AI生成でママにされた私は、シングルの年下クズ男子に再構築されています。

「えぇっ、そんなのやだ……! ひまのこと、ずっと忘れたままなんて」

「うん」と優しい笑みを浮かべて頷き、天喜が日葵の頭をなでた。

「だから……日葵が優しく声をかけて、思い出させてあげような?」

 日葵は、子供ながらに神妙な顔つきで、こくりと頷いた。

「じゅえちゃんはな、お友達って言ってくるかもしれない。でも……ほんとは、“ママ”だからな。日葵がママと思って接していたら、きっと思い出してくれる日がくるから。それを焦らずに、ゆっくり待とうな?」
「……わかった」

 ちゃんといい子にして話を聞く娘に、ひときわ愛情が深くなる。天喜は日葵の頭をまた撫でてキッチンに戻った。

 スマホはさっきと変わらず、レスポンスは届いていない。
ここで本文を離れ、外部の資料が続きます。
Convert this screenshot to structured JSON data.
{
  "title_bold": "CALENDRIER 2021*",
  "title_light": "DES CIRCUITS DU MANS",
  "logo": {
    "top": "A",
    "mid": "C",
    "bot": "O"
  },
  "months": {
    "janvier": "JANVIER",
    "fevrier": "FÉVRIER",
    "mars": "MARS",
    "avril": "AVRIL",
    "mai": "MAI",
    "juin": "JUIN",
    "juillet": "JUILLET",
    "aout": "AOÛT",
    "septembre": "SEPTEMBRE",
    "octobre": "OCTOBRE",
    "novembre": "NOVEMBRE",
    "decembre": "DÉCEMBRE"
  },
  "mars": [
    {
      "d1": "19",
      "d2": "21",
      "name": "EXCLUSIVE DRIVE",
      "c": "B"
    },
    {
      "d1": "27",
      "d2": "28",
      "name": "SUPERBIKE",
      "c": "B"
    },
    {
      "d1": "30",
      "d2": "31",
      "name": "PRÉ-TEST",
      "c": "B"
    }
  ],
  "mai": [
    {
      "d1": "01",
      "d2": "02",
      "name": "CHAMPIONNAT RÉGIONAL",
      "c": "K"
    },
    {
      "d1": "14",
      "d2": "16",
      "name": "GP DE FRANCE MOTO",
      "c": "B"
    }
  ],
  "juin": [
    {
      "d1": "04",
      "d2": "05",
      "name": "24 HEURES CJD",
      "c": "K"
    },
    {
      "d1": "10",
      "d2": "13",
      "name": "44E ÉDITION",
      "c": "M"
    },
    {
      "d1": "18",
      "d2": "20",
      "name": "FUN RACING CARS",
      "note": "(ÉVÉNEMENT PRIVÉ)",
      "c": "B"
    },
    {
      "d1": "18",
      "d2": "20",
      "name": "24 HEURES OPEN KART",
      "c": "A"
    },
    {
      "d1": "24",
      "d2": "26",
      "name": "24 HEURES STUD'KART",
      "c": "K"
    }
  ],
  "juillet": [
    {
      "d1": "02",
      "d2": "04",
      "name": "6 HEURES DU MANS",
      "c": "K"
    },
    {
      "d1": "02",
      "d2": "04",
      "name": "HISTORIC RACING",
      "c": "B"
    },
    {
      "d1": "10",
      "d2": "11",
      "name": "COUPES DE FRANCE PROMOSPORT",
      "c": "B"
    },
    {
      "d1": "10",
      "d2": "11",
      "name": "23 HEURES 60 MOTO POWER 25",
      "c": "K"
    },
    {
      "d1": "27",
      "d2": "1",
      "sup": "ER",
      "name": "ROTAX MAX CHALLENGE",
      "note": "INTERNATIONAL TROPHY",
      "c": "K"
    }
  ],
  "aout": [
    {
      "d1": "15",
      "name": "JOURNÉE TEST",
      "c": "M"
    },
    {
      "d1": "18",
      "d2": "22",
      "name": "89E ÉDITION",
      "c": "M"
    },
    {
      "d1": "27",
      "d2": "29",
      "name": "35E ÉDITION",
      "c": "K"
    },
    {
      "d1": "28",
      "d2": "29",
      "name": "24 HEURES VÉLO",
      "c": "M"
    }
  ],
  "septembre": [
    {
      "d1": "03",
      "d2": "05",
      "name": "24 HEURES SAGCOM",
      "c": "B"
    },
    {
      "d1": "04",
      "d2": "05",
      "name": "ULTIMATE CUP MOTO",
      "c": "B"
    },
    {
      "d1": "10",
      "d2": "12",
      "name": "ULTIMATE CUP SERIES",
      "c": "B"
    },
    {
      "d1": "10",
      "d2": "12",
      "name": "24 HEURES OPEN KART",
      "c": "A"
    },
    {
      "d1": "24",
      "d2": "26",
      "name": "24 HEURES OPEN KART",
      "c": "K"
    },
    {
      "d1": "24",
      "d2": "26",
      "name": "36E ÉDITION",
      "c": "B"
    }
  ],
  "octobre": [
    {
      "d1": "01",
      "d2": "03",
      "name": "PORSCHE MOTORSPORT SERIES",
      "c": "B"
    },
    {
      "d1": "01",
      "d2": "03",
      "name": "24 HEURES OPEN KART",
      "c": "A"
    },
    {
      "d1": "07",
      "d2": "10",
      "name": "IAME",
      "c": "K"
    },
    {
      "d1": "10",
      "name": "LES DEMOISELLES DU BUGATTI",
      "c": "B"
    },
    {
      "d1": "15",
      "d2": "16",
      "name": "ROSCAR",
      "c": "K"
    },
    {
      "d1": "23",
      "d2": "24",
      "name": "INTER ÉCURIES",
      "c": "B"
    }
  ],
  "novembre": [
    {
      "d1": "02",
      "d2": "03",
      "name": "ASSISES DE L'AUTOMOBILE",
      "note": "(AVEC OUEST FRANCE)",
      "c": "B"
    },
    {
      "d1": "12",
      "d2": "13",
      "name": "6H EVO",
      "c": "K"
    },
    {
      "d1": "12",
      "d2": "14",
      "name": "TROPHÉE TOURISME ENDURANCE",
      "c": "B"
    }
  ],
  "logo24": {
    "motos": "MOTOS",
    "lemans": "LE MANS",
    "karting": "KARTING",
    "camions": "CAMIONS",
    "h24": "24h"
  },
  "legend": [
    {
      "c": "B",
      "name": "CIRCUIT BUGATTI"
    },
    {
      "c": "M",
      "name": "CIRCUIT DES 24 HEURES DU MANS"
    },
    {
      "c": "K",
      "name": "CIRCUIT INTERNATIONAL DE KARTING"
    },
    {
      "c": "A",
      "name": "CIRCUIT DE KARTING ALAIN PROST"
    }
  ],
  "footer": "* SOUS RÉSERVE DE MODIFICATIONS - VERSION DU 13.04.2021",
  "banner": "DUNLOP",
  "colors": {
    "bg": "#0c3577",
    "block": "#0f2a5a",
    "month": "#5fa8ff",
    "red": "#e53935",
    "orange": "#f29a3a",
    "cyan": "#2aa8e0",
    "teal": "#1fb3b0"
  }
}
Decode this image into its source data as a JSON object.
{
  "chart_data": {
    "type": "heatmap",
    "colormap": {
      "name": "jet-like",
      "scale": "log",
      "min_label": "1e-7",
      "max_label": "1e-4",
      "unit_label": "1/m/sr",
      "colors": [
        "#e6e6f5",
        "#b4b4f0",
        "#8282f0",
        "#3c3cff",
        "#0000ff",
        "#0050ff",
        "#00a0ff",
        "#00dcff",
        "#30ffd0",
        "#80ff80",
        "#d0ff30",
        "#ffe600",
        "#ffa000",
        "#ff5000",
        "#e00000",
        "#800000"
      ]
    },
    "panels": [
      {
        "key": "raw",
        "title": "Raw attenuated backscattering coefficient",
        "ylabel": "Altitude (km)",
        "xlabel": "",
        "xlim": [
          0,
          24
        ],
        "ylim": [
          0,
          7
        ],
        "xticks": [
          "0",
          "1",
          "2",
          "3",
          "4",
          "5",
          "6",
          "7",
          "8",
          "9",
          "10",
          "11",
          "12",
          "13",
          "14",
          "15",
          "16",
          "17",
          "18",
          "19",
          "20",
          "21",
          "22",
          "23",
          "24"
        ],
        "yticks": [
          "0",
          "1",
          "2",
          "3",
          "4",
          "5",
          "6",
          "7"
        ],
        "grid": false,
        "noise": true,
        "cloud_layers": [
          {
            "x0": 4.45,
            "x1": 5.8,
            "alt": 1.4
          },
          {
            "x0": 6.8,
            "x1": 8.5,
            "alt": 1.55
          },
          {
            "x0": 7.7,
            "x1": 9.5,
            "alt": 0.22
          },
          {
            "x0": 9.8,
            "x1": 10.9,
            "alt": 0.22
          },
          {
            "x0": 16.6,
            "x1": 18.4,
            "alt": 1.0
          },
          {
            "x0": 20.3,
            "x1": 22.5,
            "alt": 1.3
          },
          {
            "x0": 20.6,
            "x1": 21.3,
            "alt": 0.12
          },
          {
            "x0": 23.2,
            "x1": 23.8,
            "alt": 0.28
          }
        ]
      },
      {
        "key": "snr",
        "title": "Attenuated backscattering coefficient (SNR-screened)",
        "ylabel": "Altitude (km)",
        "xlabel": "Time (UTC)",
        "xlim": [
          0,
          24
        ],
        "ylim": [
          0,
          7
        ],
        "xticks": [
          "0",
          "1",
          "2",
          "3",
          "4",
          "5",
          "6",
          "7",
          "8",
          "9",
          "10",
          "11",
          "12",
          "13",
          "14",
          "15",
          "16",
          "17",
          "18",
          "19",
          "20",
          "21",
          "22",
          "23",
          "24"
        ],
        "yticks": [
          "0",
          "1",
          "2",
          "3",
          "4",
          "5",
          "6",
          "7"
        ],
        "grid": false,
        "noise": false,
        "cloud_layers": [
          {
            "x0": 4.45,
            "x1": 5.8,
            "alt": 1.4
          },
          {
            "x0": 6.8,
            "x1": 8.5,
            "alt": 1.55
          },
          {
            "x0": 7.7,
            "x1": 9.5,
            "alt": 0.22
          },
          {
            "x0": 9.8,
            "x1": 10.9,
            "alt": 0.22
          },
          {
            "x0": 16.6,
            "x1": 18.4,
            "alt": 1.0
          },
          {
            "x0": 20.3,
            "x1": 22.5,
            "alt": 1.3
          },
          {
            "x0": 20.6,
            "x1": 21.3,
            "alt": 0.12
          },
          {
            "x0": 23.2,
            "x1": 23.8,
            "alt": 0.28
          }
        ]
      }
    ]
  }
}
やはりまだ寝ているのだ。

 自分用に作っておいたゆで卵を小鍋から取り出し、シンクで殻を剥いた。

 なにが“お友達として”だ。胸の内で毒づいた——おまえの思い通りにさせてたまるか。

 つるりと殻の剥けた白身を器の中に入れ、塩を振りかける。

 朝食を食べ終えた日葵がテレビにリモコンを向けた。朝の情報番組が少しだけ映り、すぐさまアニメに切り替わる。プリンセスがステッキを振りながら、敵を倒す内容の人気アニメだ。